LKPP sebagai instansi pemerintah pusat yang membidangi pembinaan pengadaan dengan keterbatasan staf dan anggaran ternyata harus mengurusi seluruh wilayah nusantara baik instansi pusat maupun daerah. Hal ini membuat LKPP kewalahan dalam menyikapi seluruh permasalahan pengadaan yang terjadi. LKPP mencoba mensiasati dengan fasilitas online seperti e-pengaduan, e-konsultasi namun tetap saja tidak dapat menyelesaikan permasalahan yang terjadi. Oleh karena itu maka perlu dipikirkan pembentukan LKPP Regional dengan kewenangan yang terbatas seperti kewenangan pembinaan/diklat, batuan permasalahan sanggah, sanggah banding dan pengaduan, koordinasi saksi ahli daerah, keterangan ahli pada permasalahan hukum tahap awal dan sebagainya. LKPP perlu berkoordniasi dengan semua lembaga penegak hukum tentang perlunya menghadirkan keterangan ahli LKPP dalam tahapan pemeriksaan, penyidikan dan penyelidikan sebelum seseorang aktifis pengadaan dijadikan tersangka. Namun di sisi lain jumlah SDM yang diperlukan untuk itu ternyata sangat terbatas jumlahnya. Program saksi ahli yang dibuat LKPP harus dikembangkan tugas dan fungsinya yaitu bukan hanya menjadi saksi ahli di pengadilan saja tapi juga menjadi pemberi keterangan ahli pada saat awal pemeriksaan sampai dengan gelar perkara penentuan nasib seseorang akan menjadi tersangka atau tidak. Untuk itu maka LKPP perlu kembali melakukan rekrutmen saksi ahli/keterangan ahli yang baru, paling tidak bisa disebar minimal 1 orang dalam satu daerah kabupaten/kota atau 1 orang dalam setiap direktorat kementerian/lembaga instansi pemerintah pusat.
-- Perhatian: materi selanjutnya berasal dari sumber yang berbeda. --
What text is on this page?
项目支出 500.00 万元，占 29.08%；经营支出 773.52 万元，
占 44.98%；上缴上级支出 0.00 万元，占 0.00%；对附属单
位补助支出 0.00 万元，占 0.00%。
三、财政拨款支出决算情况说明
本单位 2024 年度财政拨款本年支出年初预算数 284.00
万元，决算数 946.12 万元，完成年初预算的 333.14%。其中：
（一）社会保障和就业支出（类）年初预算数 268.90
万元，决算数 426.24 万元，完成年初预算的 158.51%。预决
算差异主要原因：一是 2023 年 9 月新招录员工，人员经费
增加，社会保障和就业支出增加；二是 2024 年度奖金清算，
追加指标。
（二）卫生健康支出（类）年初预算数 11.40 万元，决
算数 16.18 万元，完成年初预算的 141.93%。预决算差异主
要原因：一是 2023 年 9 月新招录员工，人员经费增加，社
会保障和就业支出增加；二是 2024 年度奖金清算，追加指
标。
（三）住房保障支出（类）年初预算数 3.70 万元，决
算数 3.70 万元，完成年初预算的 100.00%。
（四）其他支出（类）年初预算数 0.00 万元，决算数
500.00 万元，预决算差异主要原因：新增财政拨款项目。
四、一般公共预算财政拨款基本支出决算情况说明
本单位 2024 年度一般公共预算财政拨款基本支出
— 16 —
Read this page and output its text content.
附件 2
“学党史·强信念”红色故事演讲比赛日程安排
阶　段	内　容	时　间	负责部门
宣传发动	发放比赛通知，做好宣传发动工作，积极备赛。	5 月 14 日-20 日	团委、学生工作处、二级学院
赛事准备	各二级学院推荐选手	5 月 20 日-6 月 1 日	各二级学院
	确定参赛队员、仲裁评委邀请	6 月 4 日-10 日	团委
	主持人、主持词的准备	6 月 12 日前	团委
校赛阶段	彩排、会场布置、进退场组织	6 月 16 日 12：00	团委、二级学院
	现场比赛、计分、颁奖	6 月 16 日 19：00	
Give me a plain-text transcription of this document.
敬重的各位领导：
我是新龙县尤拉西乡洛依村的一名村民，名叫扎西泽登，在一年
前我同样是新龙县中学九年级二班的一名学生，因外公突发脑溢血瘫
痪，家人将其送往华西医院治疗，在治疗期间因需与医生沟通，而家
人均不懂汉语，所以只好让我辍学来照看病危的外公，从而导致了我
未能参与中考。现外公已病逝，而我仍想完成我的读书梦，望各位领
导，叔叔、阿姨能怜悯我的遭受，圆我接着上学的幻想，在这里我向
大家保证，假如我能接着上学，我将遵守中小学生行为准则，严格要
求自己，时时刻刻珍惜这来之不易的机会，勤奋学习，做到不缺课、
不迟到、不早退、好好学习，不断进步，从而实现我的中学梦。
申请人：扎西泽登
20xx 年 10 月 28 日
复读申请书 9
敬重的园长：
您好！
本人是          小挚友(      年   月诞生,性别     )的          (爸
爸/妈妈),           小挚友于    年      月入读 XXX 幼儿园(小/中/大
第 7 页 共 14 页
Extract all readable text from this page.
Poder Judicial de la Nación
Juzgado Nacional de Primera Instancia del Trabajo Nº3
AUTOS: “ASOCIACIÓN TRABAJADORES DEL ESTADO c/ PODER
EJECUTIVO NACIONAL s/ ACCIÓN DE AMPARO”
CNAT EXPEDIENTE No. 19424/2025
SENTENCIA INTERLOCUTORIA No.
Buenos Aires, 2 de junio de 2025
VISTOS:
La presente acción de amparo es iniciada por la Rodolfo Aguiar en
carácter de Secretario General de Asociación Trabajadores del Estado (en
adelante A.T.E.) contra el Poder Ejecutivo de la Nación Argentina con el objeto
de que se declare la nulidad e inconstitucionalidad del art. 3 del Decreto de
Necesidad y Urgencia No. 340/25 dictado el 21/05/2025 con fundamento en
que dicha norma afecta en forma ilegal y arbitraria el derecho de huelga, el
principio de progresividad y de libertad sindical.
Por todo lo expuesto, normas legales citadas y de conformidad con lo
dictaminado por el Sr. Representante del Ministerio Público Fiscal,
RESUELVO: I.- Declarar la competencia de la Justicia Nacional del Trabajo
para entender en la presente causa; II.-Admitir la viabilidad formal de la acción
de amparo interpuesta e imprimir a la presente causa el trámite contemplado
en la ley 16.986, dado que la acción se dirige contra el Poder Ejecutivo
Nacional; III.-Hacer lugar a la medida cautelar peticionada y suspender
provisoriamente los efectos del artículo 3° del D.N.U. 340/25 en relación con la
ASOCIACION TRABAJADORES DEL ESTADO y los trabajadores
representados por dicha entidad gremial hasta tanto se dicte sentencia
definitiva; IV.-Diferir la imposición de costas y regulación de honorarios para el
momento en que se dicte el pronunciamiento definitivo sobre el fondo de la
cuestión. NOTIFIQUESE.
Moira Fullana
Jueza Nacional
Di samping itu, LKPP Regoinal juga harus membuat program pembina ahli pengadaan di mana di daerah tertentu yang masih belum memiliki PNS yang ahli dan handal dalam melaksanakan pengadaan barang/jasa harus didampingi oleh pembina ahli pengadaan sampai mereka mahir dan tidak terjerumus dalam permasalahan hukum.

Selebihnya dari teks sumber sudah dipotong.